We can see it more easily as follows.

The given condition implies $g=g^{-1}, \forall g \in G$ . Hence

$ab= (ab)^{-1} = b^{-1}a^{-1}=ba \hspace{5pt} \blacksquare$

- 6 years, 5 months ago

Yes this is a good exercise but here is another one: let $G$ be a finite abelian group $G$ is cyclic $\Longleftrightarrow |G| = ord(G)$. $ord(G) =$ the least positive integer $n$ such that $g \in G \Longrightarrow g^{n} = e$.

- 6 years, 5 months ago

It says that

$g^{m+n} = g^mg^n = (g^m)^n,$

which isn't true. Apart from that, great post. :)

- 6 years, 5 months ago

Tim, can you clarify what you mean?

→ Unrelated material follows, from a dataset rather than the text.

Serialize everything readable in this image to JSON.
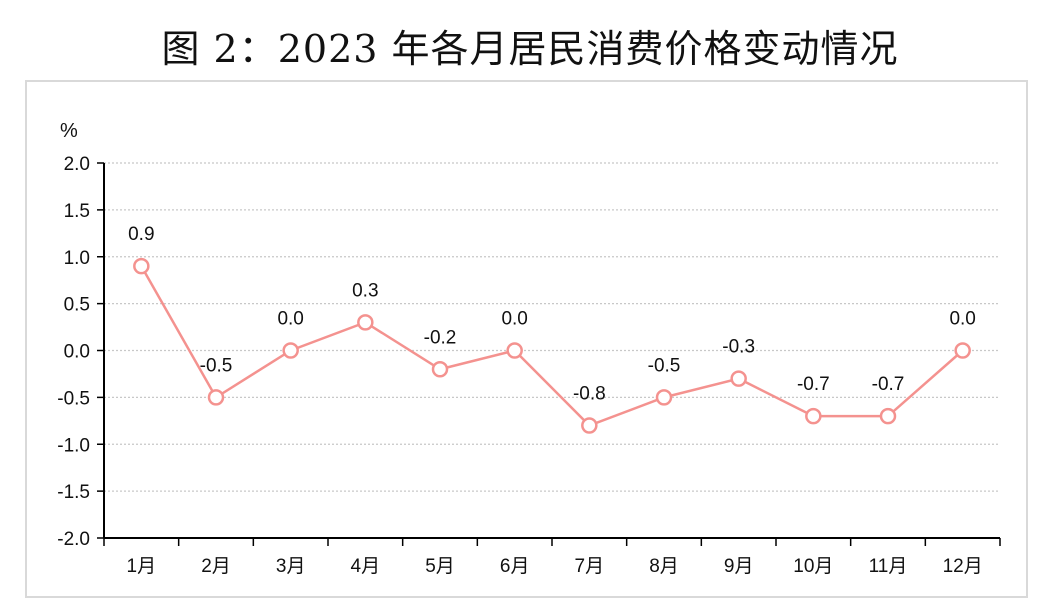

I do not see that equation written anywhere.

The only relevant statement that I see is the third box, which states that:

For any $g \in G$ and $m, n \in \mathbb{Z}$, then $g^{m+n} = g^m g^n$ and $\left( g^m \right)^n =g^{mn}$.

This is a correct statement, and different from what you quoted.

Staff - 6 years, 5 months ago

At the time I posted my comment, it said

For any $g \in G$ and $m,n \in \mathbb{Z}$, then $g^{m+n} = g^mg^n = (g^m)^n$ and $\left( g^m \right)^n = g^{mn}$.

I remember the strange height difference of the exponents, due to the use of normal brackets as opposed to \left( and \right).

- 6 years, 5 months ago

"The order of a group G, is the number of elements in G, which we denote by ∣G∣ like in set notation." This holds only if G is finite

- 6 years, 5 months ago

Not necessarily. The post clearly gives examples of groups of infinite cardinality. A group is just like a set, but with a special metric on the set.

- 6 years, 5 months ago

- 6 years, 5 months ago

Wait; for the extension problem (see below) the problem tells us that $G$ is cyclic, so the smallest $g$ such that $g^n=e$ would be $2$ right?

- 6 years, 5 months ago